The Diocese of Calcutta, established in 1813, was the first Anglican diocese in India. It became the Metropolitan See of the Church of India, Burma and Ceylon and by 1930 there were fourteen dioceses. After partition it became the Church of India, Pakistan, Burma and Ceylon. The present Cathedral, the first to be built outside the UK, was consecrated in 1847 and could seat 1,000 worshippers.


Advent in Calcutta was always a very special time in the local Anglican calendar. Our Christian community included a large European expatriate population – one of the largest Anglo-Indian populations in the world – who lived a variety of lives that were always nuanced by their being Anglo-Indian, and Christians from South India where there were large Anglican and Catholic communities. We always looked forward to Advent as it heralded the coolest time of the year! By the time Christmas Day arrived the daytime temperature was down to the mid-eighties Fahrenheit.

Advent was a busy time: as members of the cathedral choir we had many choral practices for the annual Service of Nine Lessons and Carols, which was a major event for the Christian community. Advent was also a sociable time: in the 1960s both Hindus and Moslems totally accepted the Christian community and Christmas Day itself was a national holiday. In fact, our Hindu friends would come bearing good tidings and gifts at Christmas and even the Newmarket Bazaar would be festooned with decorations and lights.

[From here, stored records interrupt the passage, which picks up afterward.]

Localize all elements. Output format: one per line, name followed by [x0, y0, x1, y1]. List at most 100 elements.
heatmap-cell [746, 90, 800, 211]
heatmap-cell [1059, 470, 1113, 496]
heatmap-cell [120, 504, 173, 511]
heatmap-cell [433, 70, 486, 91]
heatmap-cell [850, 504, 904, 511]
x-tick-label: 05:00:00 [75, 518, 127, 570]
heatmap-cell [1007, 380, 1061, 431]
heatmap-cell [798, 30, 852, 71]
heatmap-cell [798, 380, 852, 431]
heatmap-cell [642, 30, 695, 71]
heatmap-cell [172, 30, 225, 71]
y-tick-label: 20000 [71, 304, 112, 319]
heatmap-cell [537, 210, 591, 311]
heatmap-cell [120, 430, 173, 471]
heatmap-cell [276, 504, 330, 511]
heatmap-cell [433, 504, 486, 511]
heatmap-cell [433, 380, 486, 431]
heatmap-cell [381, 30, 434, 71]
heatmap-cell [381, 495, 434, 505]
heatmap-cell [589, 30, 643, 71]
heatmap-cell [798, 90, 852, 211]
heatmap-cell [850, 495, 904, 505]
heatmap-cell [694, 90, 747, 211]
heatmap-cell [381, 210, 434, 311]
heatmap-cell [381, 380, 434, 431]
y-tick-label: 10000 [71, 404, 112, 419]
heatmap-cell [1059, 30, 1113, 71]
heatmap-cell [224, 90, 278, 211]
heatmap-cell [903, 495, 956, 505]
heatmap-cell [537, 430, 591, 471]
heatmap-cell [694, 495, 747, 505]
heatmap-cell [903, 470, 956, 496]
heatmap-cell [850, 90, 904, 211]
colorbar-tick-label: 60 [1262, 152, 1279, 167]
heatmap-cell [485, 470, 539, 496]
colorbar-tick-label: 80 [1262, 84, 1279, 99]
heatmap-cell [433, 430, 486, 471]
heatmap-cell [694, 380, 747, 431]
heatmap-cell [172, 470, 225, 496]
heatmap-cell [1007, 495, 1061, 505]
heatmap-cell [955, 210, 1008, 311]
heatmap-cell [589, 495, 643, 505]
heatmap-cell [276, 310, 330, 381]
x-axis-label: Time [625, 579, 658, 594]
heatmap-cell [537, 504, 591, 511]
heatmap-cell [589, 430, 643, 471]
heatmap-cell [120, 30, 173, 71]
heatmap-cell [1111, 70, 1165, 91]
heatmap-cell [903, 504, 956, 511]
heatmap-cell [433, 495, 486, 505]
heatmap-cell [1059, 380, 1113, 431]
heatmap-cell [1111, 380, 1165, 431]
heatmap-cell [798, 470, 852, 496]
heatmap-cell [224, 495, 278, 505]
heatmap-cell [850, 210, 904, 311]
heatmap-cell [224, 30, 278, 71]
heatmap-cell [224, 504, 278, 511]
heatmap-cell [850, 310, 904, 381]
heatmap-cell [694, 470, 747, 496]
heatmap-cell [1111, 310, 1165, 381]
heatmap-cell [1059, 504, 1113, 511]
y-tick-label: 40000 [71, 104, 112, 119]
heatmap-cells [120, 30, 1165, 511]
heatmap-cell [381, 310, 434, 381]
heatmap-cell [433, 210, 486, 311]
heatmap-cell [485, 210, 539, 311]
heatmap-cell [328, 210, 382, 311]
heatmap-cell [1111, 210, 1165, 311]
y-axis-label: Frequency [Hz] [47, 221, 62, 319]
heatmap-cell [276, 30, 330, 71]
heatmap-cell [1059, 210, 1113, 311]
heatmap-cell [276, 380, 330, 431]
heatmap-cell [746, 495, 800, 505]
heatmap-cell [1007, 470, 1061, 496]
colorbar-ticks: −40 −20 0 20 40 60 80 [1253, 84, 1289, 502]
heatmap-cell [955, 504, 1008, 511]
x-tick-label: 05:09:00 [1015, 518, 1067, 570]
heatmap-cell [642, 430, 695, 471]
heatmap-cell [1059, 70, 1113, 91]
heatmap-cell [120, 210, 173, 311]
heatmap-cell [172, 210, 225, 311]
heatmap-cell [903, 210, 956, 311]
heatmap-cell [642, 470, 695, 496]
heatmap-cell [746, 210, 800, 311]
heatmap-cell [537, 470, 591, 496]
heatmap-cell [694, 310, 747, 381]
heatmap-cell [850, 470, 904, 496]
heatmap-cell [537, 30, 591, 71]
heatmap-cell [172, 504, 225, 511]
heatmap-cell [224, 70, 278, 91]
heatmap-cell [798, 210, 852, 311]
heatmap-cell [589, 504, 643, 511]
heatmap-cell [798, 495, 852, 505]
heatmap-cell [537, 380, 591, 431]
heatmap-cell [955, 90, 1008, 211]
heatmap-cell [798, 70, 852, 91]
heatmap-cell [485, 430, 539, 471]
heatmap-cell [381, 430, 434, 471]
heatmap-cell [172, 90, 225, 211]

On Christmas Day the cathedral would be completely full for morning service and afterwards we would return to our penthouse home with some choir members and other friends for our celebratory Christmas meal. For each of the seven years we celebrated Advent in Calcutta we had to pre-book a telephone call to family in the UK for Christmas Day and then try to remember all we wished to say as we were only allowed five minutes on a rather poor telephone line. There was no Boxing Day; it was back to work at 8.30am the following morning.